Avec toutes mes morts
je me remets à ma mort,
avec des poignées d’enfance,
avec des désirs ivres
qui n’ont pas marché sous le soleil,
et il n’y a pas une parole matinale
qui donne raison à la mort,
et pas un dieu où mourir sans grimaces. »
(Les Aventures perdues, Actes Sud, 2005, Silvia Baron Supervielle et Claude Couffon)
Cold in Hand Blues
et qu’est-ce que tu vas dire
je dirai seulement quelque chose
et qu’est-ce que tu vas faire
je me cacherai dans le langage
et pourquoi
j’ai peur
(L’Enfer musical, 1971, traduction Silvia Baron Supervielle et Claude Couffon)
Il faut sauver le vent
Les oiseaux brûlent le vent
dans les cheveux de la femme solitaire
qui revenant de la nature
tisse des tourments
Il faut sauver le vent.
(L’arbre de Diane, traduction Silvia Baron Supervielle)

 

Présence
ta voix
là où les choses ne peuvent s’extraire
de mon regard
elles me dépouillent
font de moi une barque sur un fleuve de pierres
si ce n’est ta voix
pluie seule dans mon silence de fièvres
tu me détaches les yeux
et s’il te plaît
que tu me parles
toujours
(traduction Silvia Baron Supervielle)
Le chien de l’hiver mordille mon sourire. C’était sur le pont.
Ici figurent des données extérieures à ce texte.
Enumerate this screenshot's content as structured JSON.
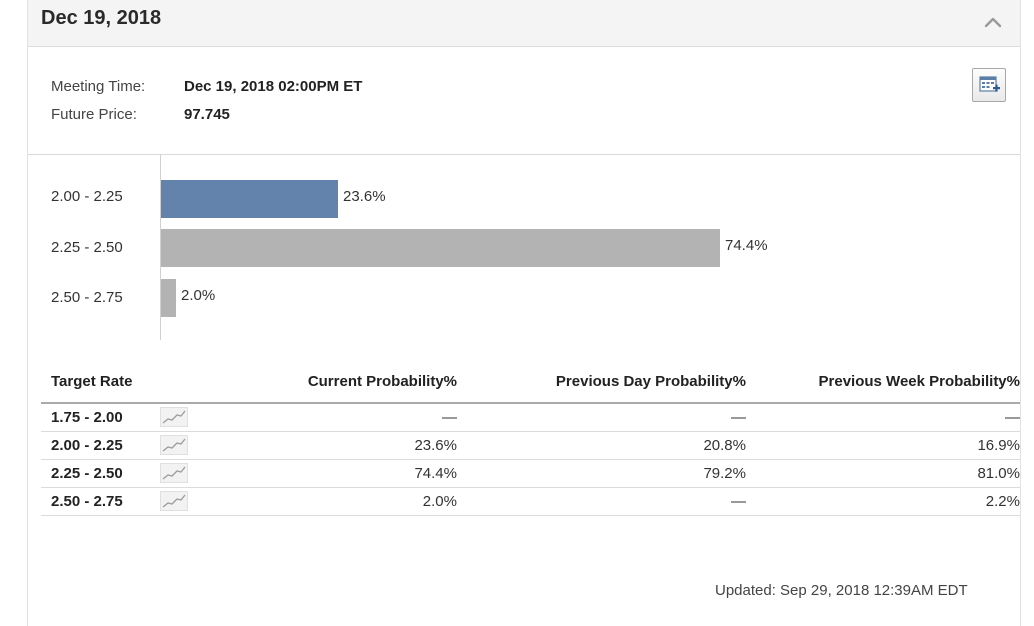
{
  "header": {
    "title": "Dec 19, 2018",
    "collapse_icon": "chevron-up-icon"
  },
  "meeting": {
    "time_label": "Meeting Time:",
    "time_value": "Dec 19, 2018 02:00PM ET",
    "price_label": "Future Price:",
    "price_value": "97.745",
    "calendar_icon": "add-to-calendar-icon"
  },
  "chart_data": {
    "type": "bar",
    "orientation": "horizontal",
    "categories": [
      "2.00 - 2.25",
      "2.25 - 2.50",
      "2.50 - 2.75"
    ],
    "values": [
      23.6,
      74.4,
      2.0
    ],
    "value_labels": [
      "23.6%",
      "74.4%",
      "2.0%"
    ],
    "colors": [
      "#6383ac",
      "#b3b3b3",
      "#b3b3b3"
    ],
    "xlim": [
      0,
      100
    ]
  },
  "table": {
    "headers": [
      "Target Rate",
      "Current Probability%",
      "Previous Day Probability%",
      "Previous Week Probability%"
    ],
    "rows": [
      {
        "rate": "1.75 - 2.00",
        "current": "—",
        "prev_day": "—",
        "prev_week": "—"
      },
      {
        "rate": "2.00 - 2.25",
        "current": "23.6%",
        "prev_day": "20.8%",
        "prev_week": "16.9%"
      },
      {
        "rate": "2.25 - 2.50",
        "current": "74.4%",
        "prev_day": "79.2%",
        "prev_week": "81.0%"
      },
      {
        "rate": "2.50 - 2.75",
        "current": "2.0%",
        "prev_day": "—",
        "prev_week": "2.2%"
      }
    ],
    "sparkline_icon": "sparkline-chart-icon"
  },
  "footer": {
    "updated": "Updated: Sep 29, 2018 12:39AM EDT"
  },
  "colors": {
    "highlight_bar": "#6383ac",
    "default_bar": "#b3b3b3",
    "header_bg": "#f4f4f4"
  }
}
J’étais nue et je portais un chapeau à fleurs et je traînais mon cadavre également nu et avec un chapeau de feuilles mortes.
(Un songe où le silence est d’or, traducteur inconnu)
Exercice pour la main gauche
En passant dans l’obscurité
vers un nuage de silence
vers un nouveau silence compact
qui brûlera lorsque je ferai silence
différemment
ce sera comme un tatouage
comme ses yeux bleus
soudain enchâssés dans les paumes
de mes mains
indiquant l’heure du silence
le plus beau
auquel nul n’a jamais imposé silence
alors
je n’aurai plus peur
d’être moi et de parler de moi
car je serai diluée dans le silence
ce que je dis est promesse
(extrait du Journal 1964 traduction Anne Picard)


Le Réveil (El Despertar, 1958)

Ô Seigneur
la cage est devenue oiseau
et s´est envolée
et mon cœur est devenu fou
il hurle à la mort
et sourit à mes délires
à l´insu du vent…
Que ferai-je de ma peur?
Que ferai-je de ma peur?
La lumière de mon sourire ne danse plus
les saisons ne brûlent plus les colombes de mes songes.
Mes mains se sont dénudées
et sont allées là où la mort
enseigne à vivre aux morts.
Ô Seigneur
l´espace condamne mon être.
Et derrière lui des monstres
boivent mon sang
C´est le désastre.
C´est l´heure du vide sans vide,
il est temps de verrouiller mes lèvres,
d´écouter crier les condamnés,
contempler chacun de mes noms
suspendus dans le néant…
Ô Seigneur
jette les cercueils de mon sang…
Je me souviens de mon enfance,
lorsque j´étais vieille
et que les fleurs mouraient entre mes mains
car la danse sauvage de mon allégresse
leur détruisait le cœur.
Je me souviens des sombres matins de soleil
quand j´étais petite fille,
c´était hier,
c´était il y a des siècles.
Ô Seigneur
la cage est devenue oiseau
et a dévoré mes espérances.
Ô Seigneur
la cage est devenue oiseau
et que ferai-je de ma peur? »
Les Aventures perdues (Las aventuras perdidas, 1958) – Traduction Noëlle-Yábar Valdez.